In der ersten Pressemitteilung der Polizei am Neujahrsmorgen war die Stimmung in der Innenstadt dagegen als „friedlich“ bezeichnet worden. Erst zwei Tage nach Silvester hatte die Polizei über Übergriffe informiert.

Dagegen schreibt der Bundespolizist, ein Leiter der an dem Einsatz beteiligten Hundertschaft, über die Zeit vor Mitternacht: „Frauen mit Begleitung und ohne durchliefen einen im wahrsten Sinne "Spießrutenlauf" durch die stark alkoholisierten Männermassen, wie man es nicht beschreiben kann“. Viele weinende und schockierte Frauen und Mädchen hätten den Beamten von sexuellen Übergriffen berichtet.

Auffällig sei die „sehr hohe Anzahl an Migranten innerhalb der polizeilichen Maßnahmen“ gewesen. Da die Polizei „nicht jedem Opfer einer Straftat helfen und den Täter dingfest machen konnte, kamen die eingesetzten Beamten an die Grenze zur Frustration“, schreibt der Bundespolizist in dem Bericht, der zunächst der „Bild“-Zeitung und dem Magazin „Der Spiegel“ vorgelegen hatte.

In dem Bericht wird zudem eine viel zu geringe Zahl eingesetzter Beamter beklagt. Alle eingesetzten Polizisten seien „ziemlich schnell an die Leistungsgrenze gekommen“. Wegen der zahlreichen Vorfälle hätten sich die Beamten „auf die Lagebereinigung mit den notwendigsten Maßnahmen“ beschränkt. Aber: „Maßnahmen der Kräfte begegneten einer Respektlosigkeit, wie ich sie in 29 Dienstjahren noch nicht erlebt habe.“ Die Situation sei „Chaotisch und beschämend“ gewesen.

Die Kölner Polizei wollte sich zunächst nicht zu dem Bericht des Bundespolizisten äußern.

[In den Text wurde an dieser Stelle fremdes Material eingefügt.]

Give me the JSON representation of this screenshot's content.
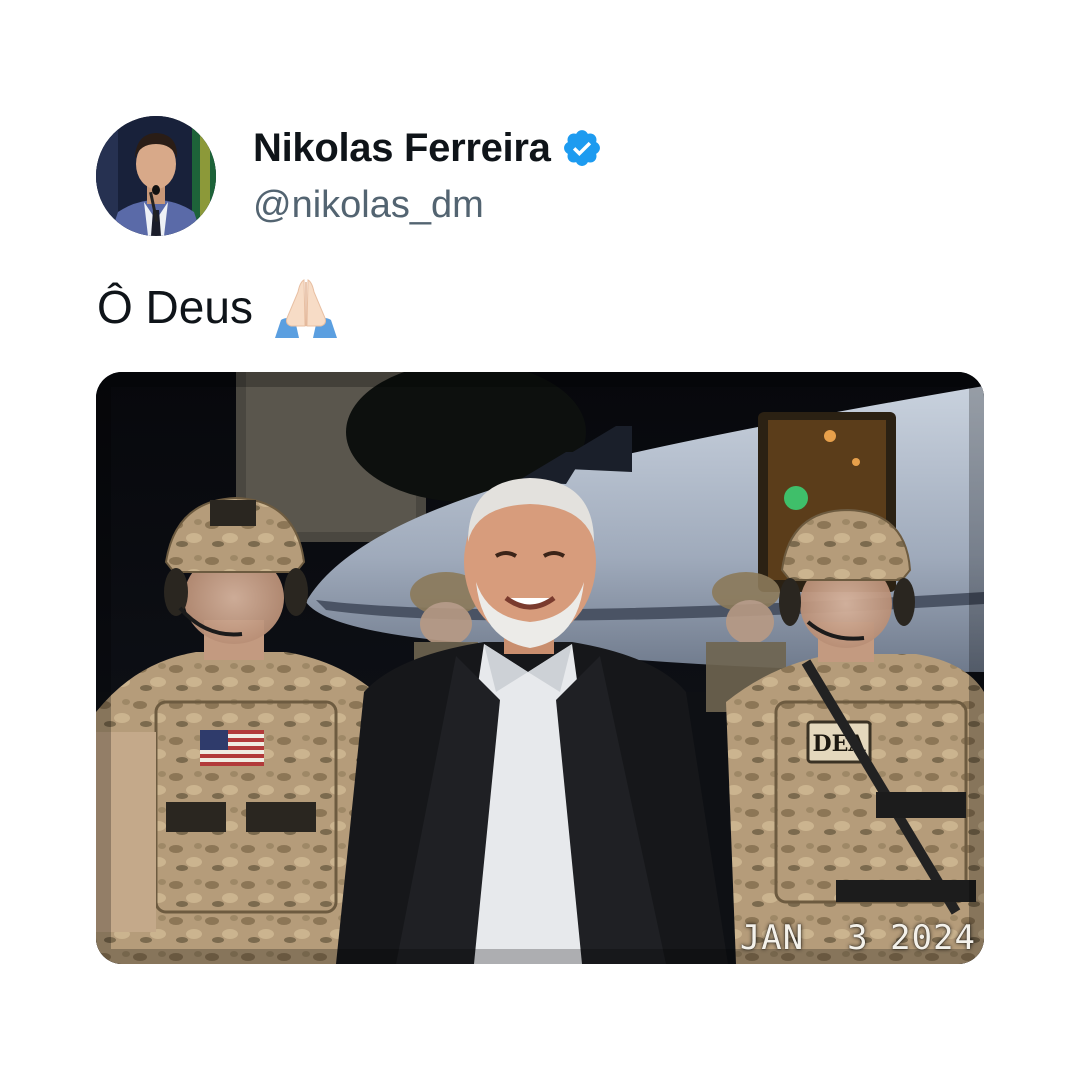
{
  "author": {
    "display_name": "Nikolas Ferreira",
    "handle": "@nikolas_dm",
    "verified": true,
    "avatar": "profile-photo"
  },
  "tweet": {
    "text": "Ô Deus",
    "emoji": "folded-hands-icon"
  },
  "media": {
    "type": "photo",
    "date_stamp": "JAN  3 2024",
    "patch_text": "DEA"
  },
  "colors": {
    "verified_blue": "#1d9bf0",
    "text_primary": "#0f1419",
    "text_secondary": "#536471"
  }
}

Die Zeitung „Express“ zitierte am Donnerstag einen weiteren Beamten der Kölner Polizei, der im Einsatz war: „Ich habe junge Frauen weinend neben mir gehabt, die keinen Slip mehr trugen, nachdem die Meute sie ausgespuckt hatte“, erinnert sich dieser laut Zeitung. „Das waren Bilder, die mich schockiert haben und die wir erstmal verarbeiten mussten.“ Die Polizisten seien „damit beschäftigt (...), uns selbst zu schützen, da wir massiv angegriffen wurden“.

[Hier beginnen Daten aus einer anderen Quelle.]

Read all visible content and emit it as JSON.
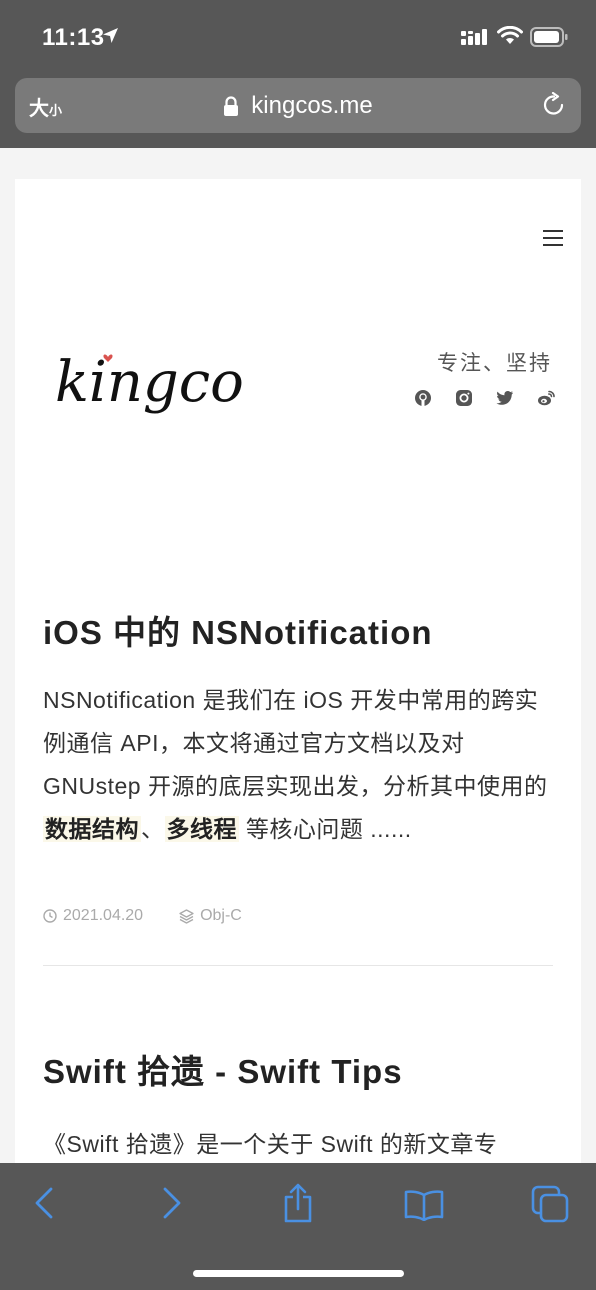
{
  "status_bar": {
    "time": "11:13"
  },
  "address_bar": {
    "text_size_label": "大",
    "text_size_small": "小",
    "url": "kingcos.me"
  },
  "site": {
    "logo_text": "kingcos",
    "tagline": "专注、坚持"
  },
  "posts": [
    {
      "title": "iOS 中的 NSNotification",
      "excerpt_part1": "NSNotification 是我们在 iOS 开发中常用的跨实例通信 API，本文将通过官方文档以及对 GNUstep 开源的底层实现出发，分析其中使用的",
      "highlight1": "数据结构",
      "sep": "、",
      "highlight2": "多线程",
      "excerpt_part2": "等核心问题 ......",
      "date": "2021.04.20",
      "category": "Obj-C"
    },
    {
      "title": "Swift 拾遗 - Swift Tips",
      "excerpt": "《Swift 拾遗》是一个关于 Swift 的新文章专"
    }
  ],
  "colors": {
    "chrome": "#575757",
    "address_bar": "#7a7a7a",
    "toolbar_icon": "#4a90e2",
    "highlight_bg": "#fbf8e9"
  }
}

Frauenrat fordert von Politik klare Position

Nach den sexuellen Übergriffen auf Frauen in der Silvesternacht in Köln hat der Deutsche Frauenrat von der Politik eine klare Position zur Verantwortung der Männer gefordert. „Verhaltensmaßregeln für Frauen lenken die Verantwortung von den Tätern auf die Opfer. Sie sind, wenn nicht zynisch gemeint, zumindest äußerst unbedacht und völlig kontraproduktiv“, erklärte die Vorsitzende Hannelore Buls am Donnerstag in Berlin.

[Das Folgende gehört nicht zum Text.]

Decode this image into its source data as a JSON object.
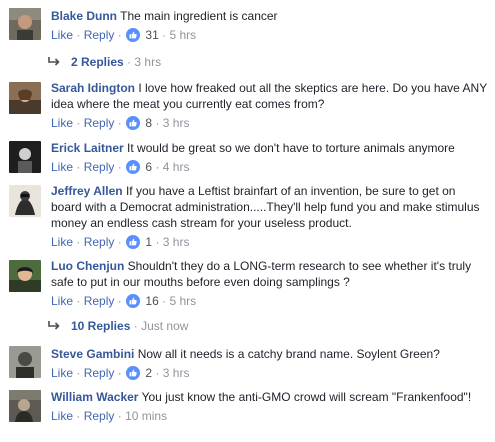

Der Frauenrat - die politische Interessenvertretung von mehr als 50 bundesweit aktiven Frauenverbänden und -gruppen - mahnte auch die Behörden. Insbesondere die Polizei sei dafür verantwortlich, Frauen im öffentlichen Raum zu schützen. „Sexualisierte Gewalt ist kein "Kollateralschaden" etwa von Straßenraub“, sagte Frauenrats-Vize Mona Küppers. An Silvester waren nach Angaben der Polizei auf dem Platz vor dem Bahnhof in Köln zahlreiche Frauen in einer aggressiven Menge sexuell bedrängt und beklaut worden. Zuvor hatten sich den Beamten zufolge etwa 1000 Männer auf dem Bahnhofsvorplatz versammelt.

Kölner Polizei verhängt Informationsstopp

Die Kölner Polizei will nach den Übergriffen auf Frauen in der Silvesternacht vorläufig keine Auskünfte mehr zum Ablauf des Einsatzes geben. Zunächst müsse man nun dem NRW-Innenministerium ausführlich Bericht erstatten, erklärte ein Polizeisprecher am Donnerstag. Am kommenden Montag will sich der Innenausschuss des Düsseldorfer Landtags mit den Vorfällen in Köln befassen. „Aus Respekt vor dem Parlament werden wir bis dahin keine Auskünfte zum Einsatzgeschehen an Silvester erteilen“, kündigte der Sprecher an. Dies beziehe sich etwa auf Fragen zu Uhrzeiten, Personalstärke oder dem detaillierten Ablauf der Ereignisse.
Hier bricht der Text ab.